Translations of this page:

ANSYS FLUENT

Running ANSYS FLUENT calculations in clusters with the SLURM resource manager (hydra, celaeno)

NOTE: Check this page every now and then for the latest information.

Running ANSYS FLUENT calculations in the clusters with SLURM is a little bit different than running the calculations in a desktop environment. The main difference is that the user submits the calculation to a work queue instead of directly starting the calculation. SLURM will then run the calculation when the required resources (processors, memory, licenses, etc.) are available. This means that the calculation case has to be fully prepared and ready for calculation when submitted to the queue. There is also no graphical user interface (GUI) for ANSYS FLUENT in the cluster and it is not allowed (without a permission from the cluster admin) to use ANSYS FLUENT in interactive mode even with the text user interface. Even though these features may feel like limitations, they are not. It should be possible to do all the same things with ANSYS FLUENT in the clusters as in a desktop environment.

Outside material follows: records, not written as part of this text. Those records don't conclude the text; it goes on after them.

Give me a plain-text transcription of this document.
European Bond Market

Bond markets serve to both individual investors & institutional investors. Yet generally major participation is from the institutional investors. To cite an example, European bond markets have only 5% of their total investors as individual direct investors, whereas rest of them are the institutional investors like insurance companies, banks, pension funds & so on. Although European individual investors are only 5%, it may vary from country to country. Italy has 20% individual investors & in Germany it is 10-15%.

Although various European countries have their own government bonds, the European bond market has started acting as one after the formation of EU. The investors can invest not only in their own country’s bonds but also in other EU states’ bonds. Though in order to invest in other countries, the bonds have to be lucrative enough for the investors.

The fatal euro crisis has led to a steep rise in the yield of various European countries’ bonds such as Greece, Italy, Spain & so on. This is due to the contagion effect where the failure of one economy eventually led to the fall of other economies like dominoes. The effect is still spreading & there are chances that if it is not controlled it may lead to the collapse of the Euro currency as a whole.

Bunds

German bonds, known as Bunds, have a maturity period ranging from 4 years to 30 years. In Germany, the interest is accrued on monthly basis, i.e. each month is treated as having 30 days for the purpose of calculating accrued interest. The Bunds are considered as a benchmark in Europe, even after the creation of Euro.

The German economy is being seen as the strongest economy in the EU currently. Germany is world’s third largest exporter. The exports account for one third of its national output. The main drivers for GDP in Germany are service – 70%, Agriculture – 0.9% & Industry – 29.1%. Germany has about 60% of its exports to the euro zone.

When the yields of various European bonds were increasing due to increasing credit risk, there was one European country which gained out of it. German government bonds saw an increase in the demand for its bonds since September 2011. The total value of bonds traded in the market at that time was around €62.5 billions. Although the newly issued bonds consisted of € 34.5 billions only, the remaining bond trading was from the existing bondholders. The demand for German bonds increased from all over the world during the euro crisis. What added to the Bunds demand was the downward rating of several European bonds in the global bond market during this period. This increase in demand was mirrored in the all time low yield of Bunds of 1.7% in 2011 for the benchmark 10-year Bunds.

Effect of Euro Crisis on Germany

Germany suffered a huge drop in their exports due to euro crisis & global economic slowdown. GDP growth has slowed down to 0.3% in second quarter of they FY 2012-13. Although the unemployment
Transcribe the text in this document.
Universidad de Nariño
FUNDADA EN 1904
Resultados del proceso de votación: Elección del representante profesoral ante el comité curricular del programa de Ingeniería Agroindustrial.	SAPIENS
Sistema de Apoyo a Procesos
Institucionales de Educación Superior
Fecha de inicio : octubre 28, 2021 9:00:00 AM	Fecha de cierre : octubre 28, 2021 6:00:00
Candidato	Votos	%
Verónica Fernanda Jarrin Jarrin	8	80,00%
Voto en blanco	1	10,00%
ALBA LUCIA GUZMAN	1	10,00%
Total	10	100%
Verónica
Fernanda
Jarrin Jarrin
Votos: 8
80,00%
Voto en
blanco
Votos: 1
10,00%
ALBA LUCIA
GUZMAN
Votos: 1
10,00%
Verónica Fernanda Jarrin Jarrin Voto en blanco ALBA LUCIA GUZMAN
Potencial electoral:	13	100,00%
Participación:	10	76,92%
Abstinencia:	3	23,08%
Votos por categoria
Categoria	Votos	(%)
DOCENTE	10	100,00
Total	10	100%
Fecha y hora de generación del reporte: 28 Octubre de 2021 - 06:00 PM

This guide will give you the basics on how to run ANSYS FLUENT calculations in the clusters. In addition to this guide, you should use the really comprehensive documentation provided by ANSYS Inc., especially FLUENT User's Guide and FLUENT Text Command List. These are available in the common LUT fileshare at files-tkt/ENTE/common/CFD_development/softwares/Fluent/. There is also lots of information and a community to help with troubleshooting at CFD-Online. The full documentation of the SLURM resource manager might also be helpful and is available here.

Essential files

You will need the following files to run ANSYS FLUENT in the clusters:

  1. SLURM parallel job script
  2. ANSYS FLUENT batch run journal file
  3. ANSYS FLUENT mesh or case file
  4. ANSYS FLUENT data file (only if you continue a previous calculation)

The purpose and structure of the files is explained below.

1. SLURM parallel job script is needed to submit your ANSYS FLUENT calculation to the cluster. There is an example job script with comment lines available below which can be used as a template. The first part of the script contains the information specific to ANSYS FLUENT and your case, such as solver type and the complete path to your case folder in the cluster. The name of the ANSYS FLUENT batch run journal file is also specified here. The second part has commands preceded by #BATCH, e.g. #SBATCH –nodes 1. These are SLURM specific commands you need to specify. Note that two ## defines a comment line and one # a batch command. With batch commands you specify the number of processors, the maximum amount of memory required by your calculation and other important parameters. The last part of the file contains a link to an external file and needs to be the last thing in the file. Do not modify this in any way.

There is a list of available batch commands at https://computing.llnl.gov/linux/slurm/sbatch.html. When running ANSYS FLUENT you should, however, have no need for commands other than in the example script file.

slurm_fluent_template.sh
#!/bin/bash -l
##
## Parallel job script for ANSYS FLUENT calculations with the SLURM resource manager.
##
 
## SLURM SPECIFIC COMMANDS (START WITH #SBATCH)
## NOTE! SBATCH COMMANDS NEED TO BE DEFINED BEFORE ANYTHING ELSE.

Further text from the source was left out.